How do you know if you have diabetes?diabetes, blood sugar, prediabetes

Diabetes is usually diagnosed by a blood test. There are a couple of ways that this is done … a fasting glucose test, an HbA1C test or a oral glucose tolerance test (OGTT). All give slightly different information relating to a diagnosis and all can be important.

Hemoglobin A1C (HbA1C)

This is a test of some of the markers on your blood cells. When you have higher levels of sugar in the blood, your blood cells adapt to it. They do this by binding sugar onto the outside of the cells. Our blood cells are alive for 3 months before they break down and new ones form. This blood test essentially shows you for how long over the last three months, your blood sugar has been higher than it should be.

Normal levels are under 6%.
Prediabetes is 6.0%-6.4%
Diabetes is over 6.5%

Fasting Glucose Test

This is a blood test that is done when you have been fasting for at least 8 hours. It’s usually the first test done if you doctor is worried about your blood sugar.

The glucose test can be measured in either mmol/L or mg/dl (I think this is a Canadian versus American standard but don’t quote me on that).

Normal values are under 6.8 mmol/L or 108 mg/dl.

Oral Glucose Tolerance Test (OGTT)

I don’t know whether I would like this test or hate it.
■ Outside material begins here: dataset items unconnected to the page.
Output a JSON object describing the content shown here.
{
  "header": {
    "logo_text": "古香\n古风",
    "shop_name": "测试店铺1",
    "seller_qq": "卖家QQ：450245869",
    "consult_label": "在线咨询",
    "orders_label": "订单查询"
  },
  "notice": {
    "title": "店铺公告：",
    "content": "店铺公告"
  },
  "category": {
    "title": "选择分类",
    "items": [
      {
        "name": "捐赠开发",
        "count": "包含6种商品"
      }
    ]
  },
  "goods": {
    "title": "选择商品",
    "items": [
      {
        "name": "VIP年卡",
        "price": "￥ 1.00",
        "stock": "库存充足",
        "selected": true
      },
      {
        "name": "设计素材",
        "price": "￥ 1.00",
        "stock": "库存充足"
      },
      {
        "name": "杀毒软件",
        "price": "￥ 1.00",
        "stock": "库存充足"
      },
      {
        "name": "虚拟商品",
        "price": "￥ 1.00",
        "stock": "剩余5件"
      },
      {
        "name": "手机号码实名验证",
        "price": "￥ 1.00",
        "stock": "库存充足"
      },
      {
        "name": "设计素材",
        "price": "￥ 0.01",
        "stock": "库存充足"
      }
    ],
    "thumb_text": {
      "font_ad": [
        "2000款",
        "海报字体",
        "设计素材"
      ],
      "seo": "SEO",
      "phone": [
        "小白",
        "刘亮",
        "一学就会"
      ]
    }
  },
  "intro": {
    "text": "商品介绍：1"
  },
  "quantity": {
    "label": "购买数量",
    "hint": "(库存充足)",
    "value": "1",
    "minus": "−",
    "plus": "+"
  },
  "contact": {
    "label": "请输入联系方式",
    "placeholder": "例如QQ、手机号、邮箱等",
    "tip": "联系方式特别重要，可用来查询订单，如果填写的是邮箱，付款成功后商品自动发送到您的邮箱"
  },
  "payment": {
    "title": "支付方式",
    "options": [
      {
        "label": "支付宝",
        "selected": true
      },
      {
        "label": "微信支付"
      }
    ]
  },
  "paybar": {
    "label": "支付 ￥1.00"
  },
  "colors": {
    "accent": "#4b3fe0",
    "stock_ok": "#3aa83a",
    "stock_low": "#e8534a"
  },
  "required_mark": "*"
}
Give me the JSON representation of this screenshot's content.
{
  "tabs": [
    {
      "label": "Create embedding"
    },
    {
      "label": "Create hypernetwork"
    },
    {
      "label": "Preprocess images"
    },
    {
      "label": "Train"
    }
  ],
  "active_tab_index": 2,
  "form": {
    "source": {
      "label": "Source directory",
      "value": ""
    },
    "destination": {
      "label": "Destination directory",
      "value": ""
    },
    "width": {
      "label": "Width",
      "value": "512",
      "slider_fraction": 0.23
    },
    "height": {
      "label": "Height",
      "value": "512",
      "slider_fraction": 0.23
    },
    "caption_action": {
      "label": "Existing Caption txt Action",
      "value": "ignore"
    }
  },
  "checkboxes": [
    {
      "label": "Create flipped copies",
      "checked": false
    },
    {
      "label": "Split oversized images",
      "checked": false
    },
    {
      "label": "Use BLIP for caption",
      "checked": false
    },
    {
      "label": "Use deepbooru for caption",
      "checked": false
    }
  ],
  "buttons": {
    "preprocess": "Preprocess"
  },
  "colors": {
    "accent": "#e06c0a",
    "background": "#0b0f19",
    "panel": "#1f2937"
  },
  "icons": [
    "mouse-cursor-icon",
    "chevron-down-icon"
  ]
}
An OGTT is when you are given a big dose of sugar and you see how your blood sugar responds to it two hours after. For people who don’t have a strong insulin response, the sugar stays in the blood for longer. Hence the diagnosis of T2DM or T1DM.

Normal values are less than 7.8 mmol/L or 140 mg/dl.

Why did I say that diabetes isn’t that simple?

Because of the growing concern of especially T2DM, a lot of research has been done on what causes it and what happens in the body for people who are diagnosed. Previously, people thought that it was just an issue with your pancreas and the hormone insulin. We are starting to realize with more research, that it is WAY more complicated than that.

Currently, there are eight different areas that appear to be involved in the development specifically of T2DM. These include the alpha and beta cells of the pancreas, the gut, the brain, the muscles, the liver, the GI tract and the kidneys. It is actually a hormone milieu that happens over time and leads to the issues we see with diabetes.

Because of this new information, doctors and researchers are learning about new targets for medications. They are also calling for individualized treatment plans for people depending on some of these markers. I think we are going to see a lot of shifts in the way we handle diabetes in the years to come.

References:

Brunton S. Pathophysiology of Type 2 Diabetes: The Evolution of our Understand. J Fam Pract. 2016. 65 (4 Suppl).

Skylar JS, Bakris GL, Bonifacio E, et al. Differentiation of Diabetes by Pathophysiology, Natural History and Prognosis. Diabetes. 2017. 66(2): 241-55.